Steve Sailer on how BLM killed more blacks than any other group in American history:
According to data scraped from Gun Violence Archive, in the Year One B.F. (Before Floyd) from May 25, 2019, to May 24, 2020, there were 13,024 murders committed with a firearm in the U.S.In contrast, in the Year One A.F. (After Floyd) from May 25, 2020, to May 24, 2021, there were 17,499 gun murders, an increase of 4,475 corpses. (In contrast, the NAACP reports that 3,446 blacks were lynched in all of U.S. history.)That’s a lot of blood that our new state religion, the worship of the holy martyr George Floyd and his racial brethren, has on its hands.Normally, murders are a rather stochastic phenomenon and thus are fairly stable from year to year. People kill other people for idiosyncratically personal reasons, so even major social trends like The Sixties can take years to raise murder rates. Thus, the calendar years with the biggest percentage increases in murders since 1960—1968 and 2015—saw rises of only about one-third as bad as the first year of the Age of Floyd.
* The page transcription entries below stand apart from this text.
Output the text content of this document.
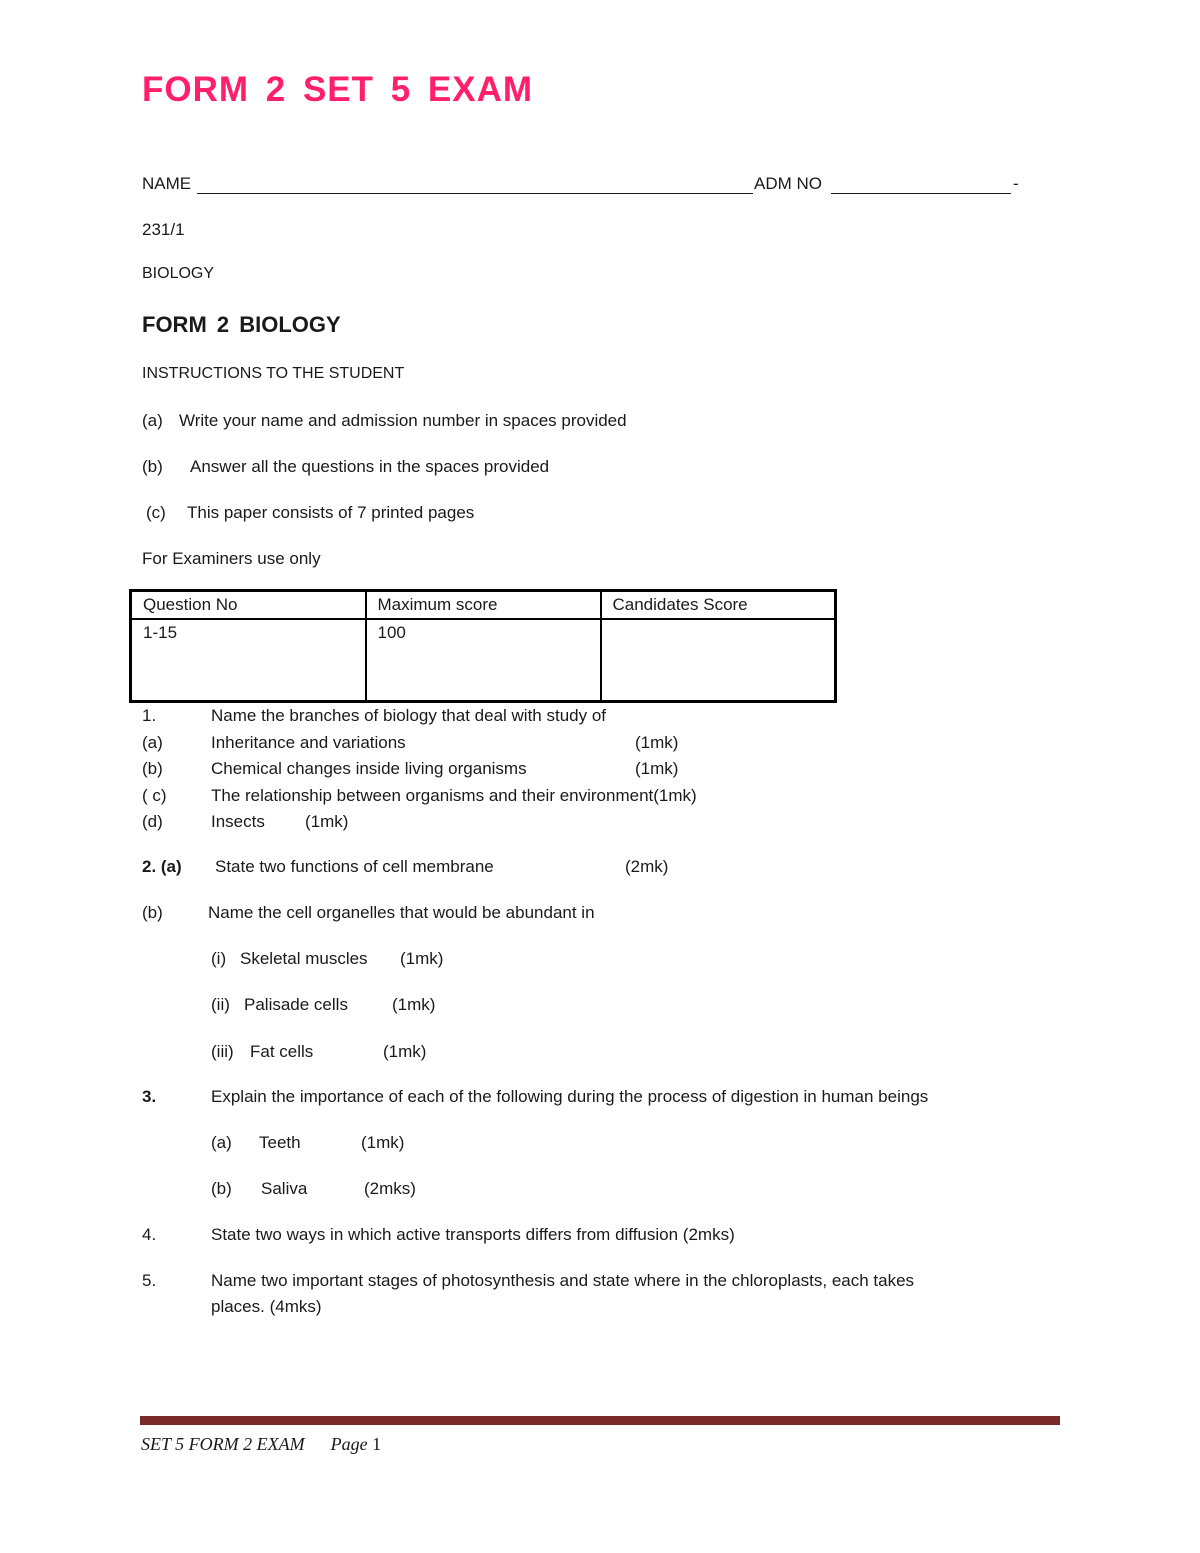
FORM 2 SET 5 EXAM
NAME	ADM NO	-
231/1
BIOLOGY
FORM 2 BIOLOGY
INSTRUCTIONS TO THE STUDENT
(a) Write your name and admission number in spaces provided
(b) Answer all the questions in the spaces provided
(c) This paper consists of 7 printed pages
For Examiners use only
Question No	Maximum score	Candidates Score
1-15	100	
1.	Name the branches of biology that deal with study of
(a)	Inheritance and variations	(1mk)
(b)	Chemical changes inside living organisms	(1mk)
( c)	The relationship between organisms and their environment(1mk)
(d)	Insects (1mk)
2. (a) State two functions of cell membrane	(2mk)
(b)	Name the cell organelles that would be abundant in
(i) Skeletal muscles (1mk)
(ii) Palisade cells	(1mk)
(iii) Fat cells	(1mk)
3.	Explain the importance of each of the following during the process of digestion in human beings
(a) Teeth	(1mk)
(b) Saliva	(2mks)
4.	State two ways in which active transports differs from diffusion (2mks)
5.	Name two important stages of photosynthesis and state where in the chloroplasts, each takes
places. (4mks)
SET 5 FORM 2 EXAM Page 1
That was the setup. Now the payoff:
As reassuring as it is to imagine that when disasters befall America they must be the work of an all-knowing conspiratorial deep state out to get you, it seems more likely that there is no Inner Party. Nobody knows how things really work because, like the courtiers in The Emperor’s New Clothes, anybody who expresses doubts about Floydism is, as Hans Christian Andersen said, “unfit for his office.”
Instead, truths that you can’t say in public become ever harder to say in private, and, ultimately, even difficult to conceive of in your own mind.
Charles Murray is coming out of semi-retirement to publish a book next month, Facing Reality, to remind the reading public that the two most exhaustively documented findings of the American social sciences are that blacks are, on average, more violent and less intelligent.
But why does he have to? Why have we wound up with a culture where so many are oblivious to the obvious?
Moreover, every year, less influence in our society is in the hands of semi-well-informed family men like Yglesias and Klein. The younger generation has been marinated in doctrines of black moral, aesthetic, and sexual supremacy, and young women are persuasive at getting whatever the latest fad tells them to want.
How long can the black superiority vogue last?
Not forever, obviously.
Yet, to paraphrase John Maynard Keynes, “The culture can remain irrational longer than you can remain uncanceled.”